TWO TO ONE
That assurance from the Central Bank of Barbados this afternoon, as it rebuffed speculation that its decision to stop issuing any more one cent coins from May 7, was a precursor to devaluation of the dollar.
Advisor to the Governor, Celeste Wood, and bank secretary Elson Gaskin told a news conference at the Bank’s City headquarters that the institution was withdrawing all one cent coins from circulation because it had become unprofitable to continue producing them.
Wood, who is also head of the Currency Unit, said once the bank ceased issuing the coins, it would save $1 million a year and reduce the handling costs to financial institutions and retailers.
She noted, too, that the coins seemed to have lost their value for people, as they were simply throwing them away and there was now a greater demand for other denominations.

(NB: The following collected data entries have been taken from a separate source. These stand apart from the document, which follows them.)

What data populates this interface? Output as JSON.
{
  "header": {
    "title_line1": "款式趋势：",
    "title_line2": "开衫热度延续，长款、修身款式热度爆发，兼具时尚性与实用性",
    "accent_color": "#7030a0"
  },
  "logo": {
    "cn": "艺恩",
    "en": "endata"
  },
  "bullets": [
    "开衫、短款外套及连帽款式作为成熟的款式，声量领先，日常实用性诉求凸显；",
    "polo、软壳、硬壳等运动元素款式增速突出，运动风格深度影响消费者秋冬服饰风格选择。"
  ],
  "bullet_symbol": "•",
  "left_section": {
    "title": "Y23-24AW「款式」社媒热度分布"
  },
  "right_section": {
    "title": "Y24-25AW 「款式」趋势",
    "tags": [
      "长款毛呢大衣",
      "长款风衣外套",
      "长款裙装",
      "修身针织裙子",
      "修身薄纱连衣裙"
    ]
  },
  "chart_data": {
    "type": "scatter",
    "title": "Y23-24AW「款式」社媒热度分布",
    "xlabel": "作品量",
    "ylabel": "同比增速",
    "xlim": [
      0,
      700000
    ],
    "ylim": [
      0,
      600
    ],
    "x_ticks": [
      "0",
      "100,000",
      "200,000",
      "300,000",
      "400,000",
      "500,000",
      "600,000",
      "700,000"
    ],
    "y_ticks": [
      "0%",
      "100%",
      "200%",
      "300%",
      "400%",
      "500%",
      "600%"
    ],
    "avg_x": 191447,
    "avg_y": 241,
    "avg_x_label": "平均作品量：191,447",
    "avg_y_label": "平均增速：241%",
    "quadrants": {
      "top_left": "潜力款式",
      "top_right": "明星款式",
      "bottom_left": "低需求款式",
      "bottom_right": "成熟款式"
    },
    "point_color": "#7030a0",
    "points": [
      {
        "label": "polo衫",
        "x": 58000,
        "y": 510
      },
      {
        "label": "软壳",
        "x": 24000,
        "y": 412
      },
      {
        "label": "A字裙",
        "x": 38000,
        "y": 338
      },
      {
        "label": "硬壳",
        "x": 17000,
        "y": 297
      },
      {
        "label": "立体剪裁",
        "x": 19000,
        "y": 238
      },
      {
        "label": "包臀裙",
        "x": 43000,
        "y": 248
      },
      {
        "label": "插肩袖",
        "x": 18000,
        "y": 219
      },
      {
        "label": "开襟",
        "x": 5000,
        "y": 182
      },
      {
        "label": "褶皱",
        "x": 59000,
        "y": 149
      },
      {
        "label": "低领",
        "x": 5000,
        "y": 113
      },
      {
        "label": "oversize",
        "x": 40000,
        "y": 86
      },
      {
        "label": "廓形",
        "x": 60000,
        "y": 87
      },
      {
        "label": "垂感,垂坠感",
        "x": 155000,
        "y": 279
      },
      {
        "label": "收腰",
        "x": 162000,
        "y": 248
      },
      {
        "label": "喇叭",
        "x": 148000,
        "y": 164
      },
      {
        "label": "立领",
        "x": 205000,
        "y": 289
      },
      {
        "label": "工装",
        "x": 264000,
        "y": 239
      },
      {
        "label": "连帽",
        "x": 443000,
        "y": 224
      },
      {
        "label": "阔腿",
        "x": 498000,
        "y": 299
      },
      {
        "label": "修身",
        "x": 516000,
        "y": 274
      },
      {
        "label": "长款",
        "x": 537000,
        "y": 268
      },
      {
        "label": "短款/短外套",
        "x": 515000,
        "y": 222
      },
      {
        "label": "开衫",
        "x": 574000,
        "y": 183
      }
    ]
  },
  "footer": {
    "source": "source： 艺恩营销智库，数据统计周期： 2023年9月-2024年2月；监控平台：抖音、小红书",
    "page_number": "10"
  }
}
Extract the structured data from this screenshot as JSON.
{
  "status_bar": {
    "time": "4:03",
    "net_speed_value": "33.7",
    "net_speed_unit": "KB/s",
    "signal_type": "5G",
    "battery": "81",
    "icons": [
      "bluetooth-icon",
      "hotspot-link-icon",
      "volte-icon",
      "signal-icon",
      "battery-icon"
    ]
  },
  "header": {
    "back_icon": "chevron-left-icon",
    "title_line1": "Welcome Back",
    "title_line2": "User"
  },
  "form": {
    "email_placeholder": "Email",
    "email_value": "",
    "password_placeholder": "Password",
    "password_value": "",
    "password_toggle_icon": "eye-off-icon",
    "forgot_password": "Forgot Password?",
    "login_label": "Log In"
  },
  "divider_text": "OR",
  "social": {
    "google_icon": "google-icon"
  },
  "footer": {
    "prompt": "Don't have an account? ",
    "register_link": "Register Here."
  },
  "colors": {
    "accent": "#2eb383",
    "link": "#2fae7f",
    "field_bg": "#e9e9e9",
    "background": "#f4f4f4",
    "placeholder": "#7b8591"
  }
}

Wood said that while the withdrawal of the cents would not have any impact on payments made by cheque, debit and credit cards or electronic payments under a rounding off policy, there would be changes to cash transactions.
She explained that prices at the cashier would be rounded off to the nearest five cents – either up or down. For example, the bank advisor pointed out, if the total bill came to say, $36.01, it would be rounded off downward to $36.00, and if it was $36.03, that would be rounded upwards to $36.05.
Another example shows that a total bill of $50.06 would be rounded at $50.05 or $50.08, to $50.10.
“Only the total of all items would be rounded and not individual goods,” the bank official stated.
The customer or retailer, the Central Bank continued, would gain or lose a maximum of two cents per transaction.
The bank officials told reporters that even though the one cent would no longer be issued from May 7, it would remain legal tender indefinitely or until all coins were out of active circulation.
Wood expects there would be very few cents in active circulation within the next five years.
Rounding guidelines will be put in place for businesses to adhere to, and according to currency officer Sherri Bishop, a public education campaign will soon be launched on the withdrawal decision.
Close to 500 million one cent coins were put into circulation since being first issued in 1973; and since the bank launched its one cent drive in 2012, it has so far collected about 15 million.
The bank officials say the coins which are returned will be made into scrap.